Présentation de la vulnérabilité
Une vulnérabilité Linux permettant aux machines virtuelles invitées non fiables d’obtenir un accès root aux machines hôtes a été découverte. Cette faille de sécurité, référencée sous le numéro CVE-2026-53359, réside dans KVM, un logiciel de virtualisation inclus dans le noyau de nombreuses distributions Linux.

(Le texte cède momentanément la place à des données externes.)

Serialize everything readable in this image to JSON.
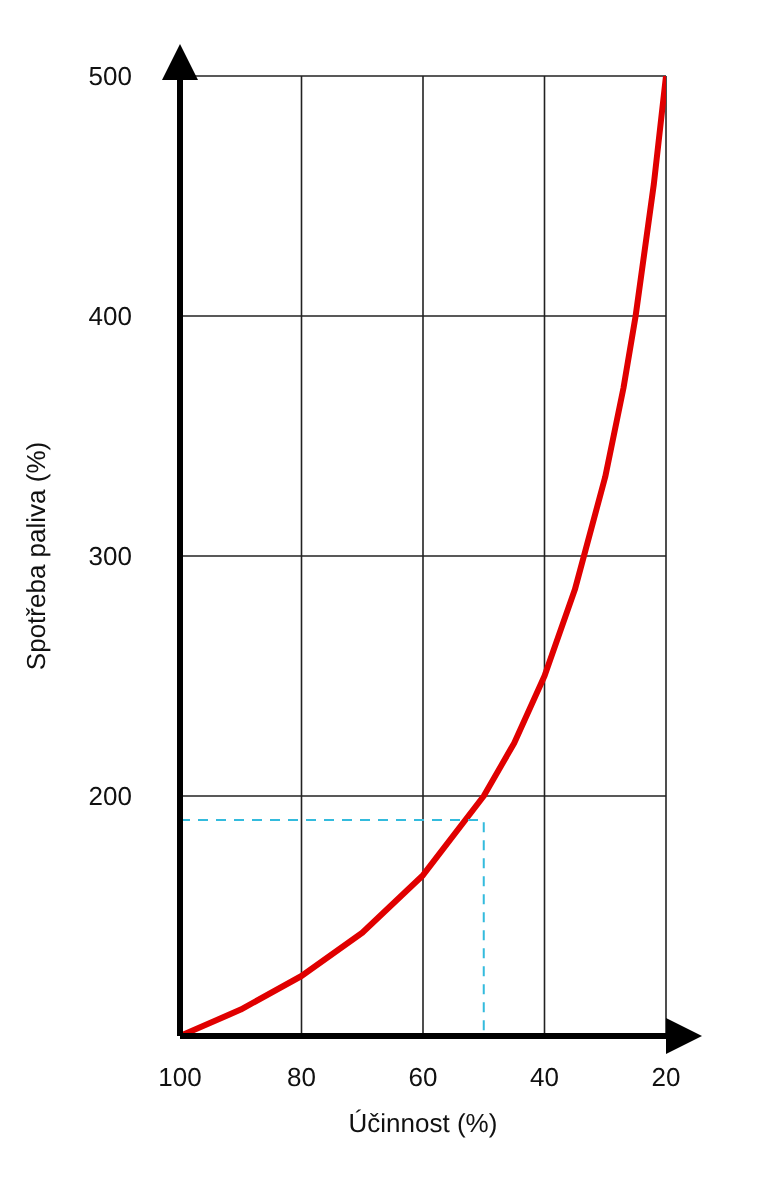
{
  "chart_data": {
    "type": "line",
    "xlabel": "Účinnost (%)",
    "ylabel": "Spotřeba paliva (%)",
    "xlim": [
      100,
      20
    ],
    "xticks": [
      100,
      80,
      60,
      40,
      20
    ],
    "ylim": [
      100,
      500
    ],
    "yticks": [
      200,
      300,
      400,
      500
    ],
    "grid": true,
    "marker": "none",
    "series": [
      {
        "color": "#e00000",
        "x": [
          100,
          90,
          80,
          70,
          60,
          50,
          45,
          40,
          35,
          30,
          27,
          25,
          22,
          20
        ],
        "values": [
          100,
          111,
          125,
          143,
          167,
          200,
          222,
          250,
          286,
          333,
          370,
          400,
          455,
          500
        ]
      },
      {
        "color": "#33bbdd",
        "line_style": "dashed",
        "x": [
          100,
          50,
          50
        ],
        "values": [
          190,
          190,
          100
        ]
      }
    ]
  }
}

Fonctionnement de la vulnérabilité
La vulnérabilité affecte KVM sur les processeurs AMD et Intel. Elle exploite des bogues présents dans la partie invité de KVM, qui consiste en des ressources comme le système d’exploitation ou les pilotes présents dans la machine virtuelle invité, plutôt que des ressources présentes sur la machine hôte. Cette faille de sécurité est une vulnérabilité d’utilisation après libération, une forme de vulnérabilité de corruption de mémoire qui injecte du code malveillant dans des régions de mémoire récemment libérées.
Implications et limites
La vulnérabilité, nommée Januscape, peut être exploitée par un attaquant pour compromettre la machine hôte qui exécute sa machine virtuelle. Par exemple, un attaquant qui a loué une seule instance sur un cloud public pourrait provoquer une panne du noyau hôte pour mettre hors service toutes les autres machines virtuelles des autres locataires sur la même machine physique, ou exécuter du code avec des privilèges root sur la machine hôte pour prendre le contrôle de la machine hôte et de toutes les machines virtuelles qui s’exécutent dessus.
Analyse scientifique
Le chercheur qui a découvert la faille, Hyunwoo Kim, a publié une preuve de concept d’exploitation qui s’exécute dans la machine virtuelle invité pour déclencher une panne sur le système d’exploitation hôte. Il a également mentionné qu’une exploitation qui permet une évasion complète de la machine virtuelle invitée existe, mais ne sera pas publiée avant « un avenir très lointain ». La correction de cette vulnérabilité est cruciale pour assurer la sécurité des plates-formes cloud et des environnements de virtualisation.